In regard to watercolor paintings... not true that the paint stains the paper and is permanent if the gum is washed out. Many watercolor pigments remain suspended in the gum and sit on the surface of the paper. Only some of the pigments actually stain the paper, and even in those cases if you wash the paint from the surface, the color lightens considerably due to the removal of the top layer of gum/pigment. Having been primarily a watercolor painter for quite a few years, quite a few years ago... I have a lot of experience that includes removal of color from areas both large and small while developing a painting. In fact, terms used by watercolor painters include "staining" and "non-staining" colors.

As to the discussion about the permanence of printmaking ink on paper... that is something I have always wondered about myself. Why is is ok to use oil based ink on paper for an etching, but not when "painting"? Rembrandt's etchings are what... over 300 years old? It must have to do with the smaller percentage of oil in ink when compared to oil "paint".

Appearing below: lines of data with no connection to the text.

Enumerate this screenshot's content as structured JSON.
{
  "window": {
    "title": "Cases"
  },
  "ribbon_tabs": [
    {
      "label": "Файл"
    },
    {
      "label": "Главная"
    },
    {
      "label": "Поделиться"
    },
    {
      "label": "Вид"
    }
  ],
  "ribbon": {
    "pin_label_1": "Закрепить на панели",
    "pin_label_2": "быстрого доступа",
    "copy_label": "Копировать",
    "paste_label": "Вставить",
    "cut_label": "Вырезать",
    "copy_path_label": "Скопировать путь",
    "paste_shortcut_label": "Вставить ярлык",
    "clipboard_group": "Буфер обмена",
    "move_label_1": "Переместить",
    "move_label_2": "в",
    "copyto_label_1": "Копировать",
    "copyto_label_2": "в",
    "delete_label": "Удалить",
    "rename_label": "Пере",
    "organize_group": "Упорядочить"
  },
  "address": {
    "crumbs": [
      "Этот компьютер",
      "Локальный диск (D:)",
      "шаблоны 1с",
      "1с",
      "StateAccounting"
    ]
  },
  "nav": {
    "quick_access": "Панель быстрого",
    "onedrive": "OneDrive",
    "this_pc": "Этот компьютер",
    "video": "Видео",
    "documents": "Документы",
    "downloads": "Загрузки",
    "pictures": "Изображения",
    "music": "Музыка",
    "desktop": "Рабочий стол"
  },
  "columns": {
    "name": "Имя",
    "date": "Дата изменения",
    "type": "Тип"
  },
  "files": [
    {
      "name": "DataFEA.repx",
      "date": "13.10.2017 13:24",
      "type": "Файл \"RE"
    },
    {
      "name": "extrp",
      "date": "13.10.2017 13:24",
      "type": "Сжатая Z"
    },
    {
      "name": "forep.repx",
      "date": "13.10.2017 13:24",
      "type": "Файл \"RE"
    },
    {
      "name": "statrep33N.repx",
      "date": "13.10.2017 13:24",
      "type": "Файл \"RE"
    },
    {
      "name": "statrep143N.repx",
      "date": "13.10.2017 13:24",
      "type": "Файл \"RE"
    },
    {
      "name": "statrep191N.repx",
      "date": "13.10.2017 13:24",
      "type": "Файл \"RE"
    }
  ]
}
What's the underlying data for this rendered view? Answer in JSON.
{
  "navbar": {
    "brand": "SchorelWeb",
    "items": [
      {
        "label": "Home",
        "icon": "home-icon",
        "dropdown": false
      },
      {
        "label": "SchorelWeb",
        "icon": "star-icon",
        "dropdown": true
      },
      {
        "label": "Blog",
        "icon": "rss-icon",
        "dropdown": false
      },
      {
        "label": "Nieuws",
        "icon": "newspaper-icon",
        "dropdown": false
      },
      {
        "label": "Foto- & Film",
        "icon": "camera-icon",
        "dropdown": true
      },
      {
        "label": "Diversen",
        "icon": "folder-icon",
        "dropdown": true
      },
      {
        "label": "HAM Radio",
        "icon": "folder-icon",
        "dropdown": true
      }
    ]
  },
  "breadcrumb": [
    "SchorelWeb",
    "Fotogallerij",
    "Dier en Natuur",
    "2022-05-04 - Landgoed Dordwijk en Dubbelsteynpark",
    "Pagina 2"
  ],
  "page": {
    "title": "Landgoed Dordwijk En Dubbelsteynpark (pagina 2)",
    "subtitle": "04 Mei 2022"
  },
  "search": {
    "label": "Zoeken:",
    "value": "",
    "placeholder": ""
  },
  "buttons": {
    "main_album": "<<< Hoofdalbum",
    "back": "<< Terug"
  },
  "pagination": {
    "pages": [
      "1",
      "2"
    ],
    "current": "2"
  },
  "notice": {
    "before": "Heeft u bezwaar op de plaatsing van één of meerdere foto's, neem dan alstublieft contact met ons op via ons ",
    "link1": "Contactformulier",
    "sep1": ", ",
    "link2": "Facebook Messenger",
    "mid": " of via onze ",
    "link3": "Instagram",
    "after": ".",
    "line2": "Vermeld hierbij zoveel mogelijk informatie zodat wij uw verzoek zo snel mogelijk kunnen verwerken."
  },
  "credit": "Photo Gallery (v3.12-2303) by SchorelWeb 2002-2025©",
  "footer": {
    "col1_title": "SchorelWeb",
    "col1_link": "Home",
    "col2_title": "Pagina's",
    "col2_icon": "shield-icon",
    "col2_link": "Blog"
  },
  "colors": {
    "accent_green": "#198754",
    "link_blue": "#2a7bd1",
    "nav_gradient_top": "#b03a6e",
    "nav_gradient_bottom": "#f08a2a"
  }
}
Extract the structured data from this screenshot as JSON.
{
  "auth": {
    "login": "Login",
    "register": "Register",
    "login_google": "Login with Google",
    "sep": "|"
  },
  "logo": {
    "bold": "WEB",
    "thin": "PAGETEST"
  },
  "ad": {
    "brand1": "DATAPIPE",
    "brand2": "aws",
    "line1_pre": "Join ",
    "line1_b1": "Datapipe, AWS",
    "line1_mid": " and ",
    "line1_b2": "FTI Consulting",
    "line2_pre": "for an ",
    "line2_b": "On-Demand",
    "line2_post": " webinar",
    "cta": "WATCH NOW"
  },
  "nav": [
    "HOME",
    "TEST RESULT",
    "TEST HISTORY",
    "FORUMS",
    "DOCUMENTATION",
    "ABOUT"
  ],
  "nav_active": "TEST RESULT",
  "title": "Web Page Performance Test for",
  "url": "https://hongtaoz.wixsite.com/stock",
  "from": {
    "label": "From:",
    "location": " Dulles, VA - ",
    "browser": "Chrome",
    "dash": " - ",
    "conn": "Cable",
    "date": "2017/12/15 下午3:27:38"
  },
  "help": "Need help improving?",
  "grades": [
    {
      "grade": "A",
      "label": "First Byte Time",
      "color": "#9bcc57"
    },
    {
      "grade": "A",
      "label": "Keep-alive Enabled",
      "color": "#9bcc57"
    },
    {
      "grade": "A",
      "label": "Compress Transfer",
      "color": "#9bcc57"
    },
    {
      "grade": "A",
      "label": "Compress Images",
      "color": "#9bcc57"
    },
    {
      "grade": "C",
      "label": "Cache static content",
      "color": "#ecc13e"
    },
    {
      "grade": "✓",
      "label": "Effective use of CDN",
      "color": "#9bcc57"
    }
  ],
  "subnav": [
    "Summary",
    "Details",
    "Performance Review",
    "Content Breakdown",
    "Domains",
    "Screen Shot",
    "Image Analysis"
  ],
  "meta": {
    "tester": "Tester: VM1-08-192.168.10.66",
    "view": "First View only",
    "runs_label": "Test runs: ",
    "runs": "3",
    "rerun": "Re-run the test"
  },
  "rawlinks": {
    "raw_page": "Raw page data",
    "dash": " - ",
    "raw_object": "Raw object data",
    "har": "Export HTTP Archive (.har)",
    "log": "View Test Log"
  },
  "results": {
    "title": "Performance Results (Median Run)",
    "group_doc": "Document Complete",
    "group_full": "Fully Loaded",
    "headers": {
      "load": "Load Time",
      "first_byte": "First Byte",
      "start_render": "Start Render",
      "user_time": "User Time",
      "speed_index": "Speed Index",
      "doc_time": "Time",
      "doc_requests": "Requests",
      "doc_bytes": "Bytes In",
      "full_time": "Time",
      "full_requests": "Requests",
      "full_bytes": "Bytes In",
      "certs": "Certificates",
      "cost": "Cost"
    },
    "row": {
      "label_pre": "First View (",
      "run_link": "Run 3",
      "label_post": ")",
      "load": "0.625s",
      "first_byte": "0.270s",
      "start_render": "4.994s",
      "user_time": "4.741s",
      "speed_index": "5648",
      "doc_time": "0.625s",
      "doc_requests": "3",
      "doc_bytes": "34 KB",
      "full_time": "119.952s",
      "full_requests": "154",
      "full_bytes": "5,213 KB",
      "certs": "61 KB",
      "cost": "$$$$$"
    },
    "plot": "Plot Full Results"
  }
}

On Sun, Nov 16, 2008 at 1:50 PM, Katharine Thayer <kthayer@pacifier.com> wrote:

" In the case of watercolor paintings, the image is made of what we in gum printing would call "pigment stain;" it's comprised of pigment which has penetrated the fibers of the paper and colored (stained) them permanently. The gum arabic is only there to serve as a vehicle for the pigment, and its presence in the painting is essentially irrelevant; at any rate after diluting the paint from the tube with water in the typical watercolor painting, there's very little gum arabic in the painting. You could soak most traditional watercolor paintings in water and dissolve the remaining gum arabic without affecting the painting in any material way."